Il se passe de drôles de choses dans l’Ain. Preuve en est, le maire de Bressolles, un petit village de 800 habitants a pris un arrêté visant à interdire Pokémon Go dans la commune. Pourquoi ? Pour dénoncer « l’addiction dangereuse que représente ce jeu vis-à-vis des jeunes populations ». Rien que ça. Histoire d’enfoncer le clou, le document a d’ailleurs été envoyé au principal intéressé et donc à Niantic.

Bressolles se situe dans la région Auvergne-Rhône-Alpes, et plus précisément au nord-est de la ville de Lyon. Le village comptait un peu plus de 800 habitants lors du dernier recensement en 2013 et il s’étire sur une superficie de 7,93 km2.

Pokémon Go Bressolles

Les chasseurs de Pokémon, ces terribles délinquants.

Fabrice Beauvois a été élu en 2014 au poste de maire et il a ainsi succédé à André Burlet et à Alain Avrillon.

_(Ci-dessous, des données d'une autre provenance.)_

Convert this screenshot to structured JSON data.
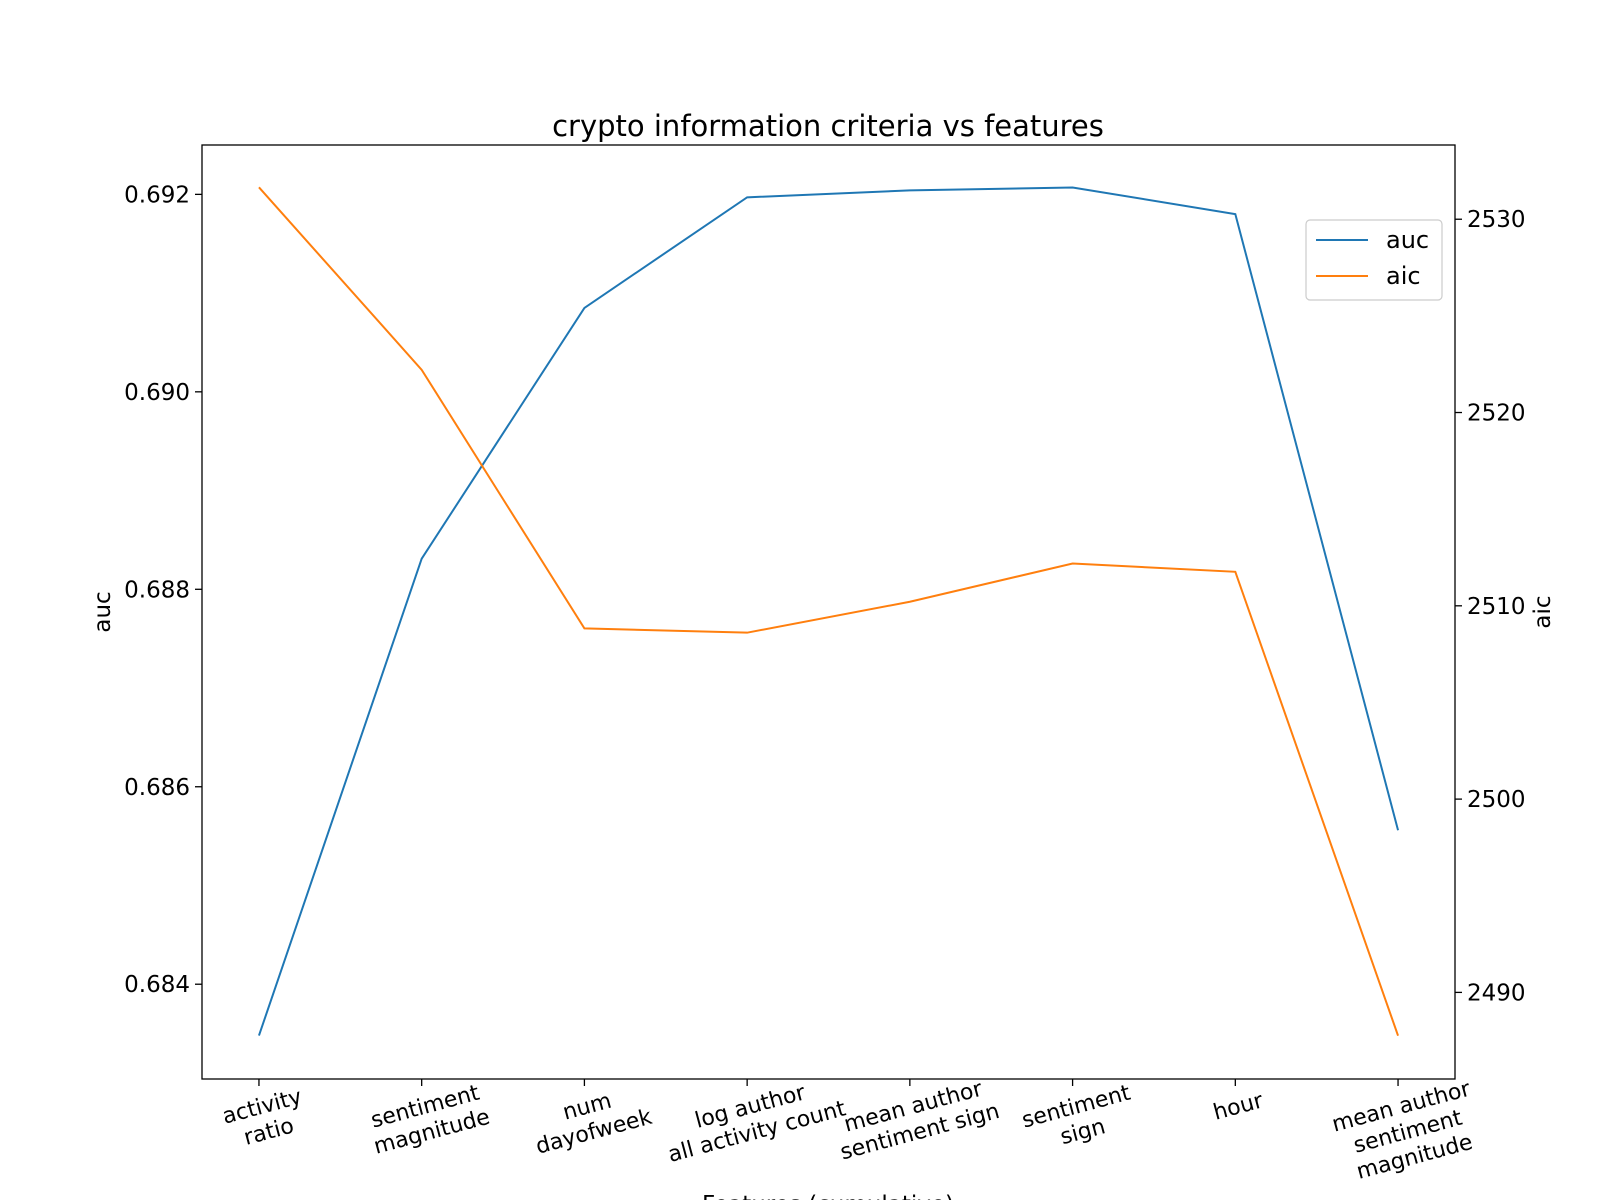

Le maire de Bressolles a visiblement une dent contre Pokémon Go

Jusqu’à présent, personne n’avait entendu parler de lui, ni même de sa commune, mais tout a changé suite à la publication d’un nouvel arrêté municipal d’un genre assez particulier.

Fabrice Beauvois ne porte effectivement pas Pokémon Go dans son coeur et il l’a fait savoir en prenant un arrêté visant à « interdire l’implantation de Pokémon sur le territoire de la commune de Bressolles ». De son point de vue, le titre de Niantic et sa « propagation contagieuse et anarchique » (sic) sont dangereux pour les habitants de sa ville.

Dangereux car il représente une véritable addiction pour les adolescents mais également pour les jeunes adultes. Pire, Pokémon Go peut même générer la création de « groupes de chasseurs », des groupes dont « il convient de prévenir l’émergence ».

Disponible à cette adresse, l’arrêté en question ne mâche en effet pas ses mots. Les chasseurs de Pokémon sont ainsi dépeints comme des brutes et même presque comme des délinquants.

Les chasseurs de Pokémon seraient-ils des délinquants ?

Il ne s’en prend pas uniquement aux joueurs cependant. En réalité, il vise davantage Niantic et The Pokémon Company puisqu’il interdit purement et simplement l’implantation virtuelle de Pokémon sur l’ensemble du territoire de la commune.

Il faut d’ailleurs savoir que le document a été envoyé aux entreprises concernées. Toute la question est maintenant de savoir si elles vont accepter de l’appliquer.

Maintenant, ce n’est pas la première fois que Niantic se retrouve dans une telle situation. L’ossuaire de Douaumont avait en effet demandé la suppression du PokéStop et de l’arène situés dans la zone parce que Pokémon Go ne respectait pas l’idéologie du monument historique et l’entreprise californienne avait accepté d’accéder à sa demande. Cette fois, cependant, la situation est un peu différente car Bressolles n’est pas un lieu de commémoration mais un simple village.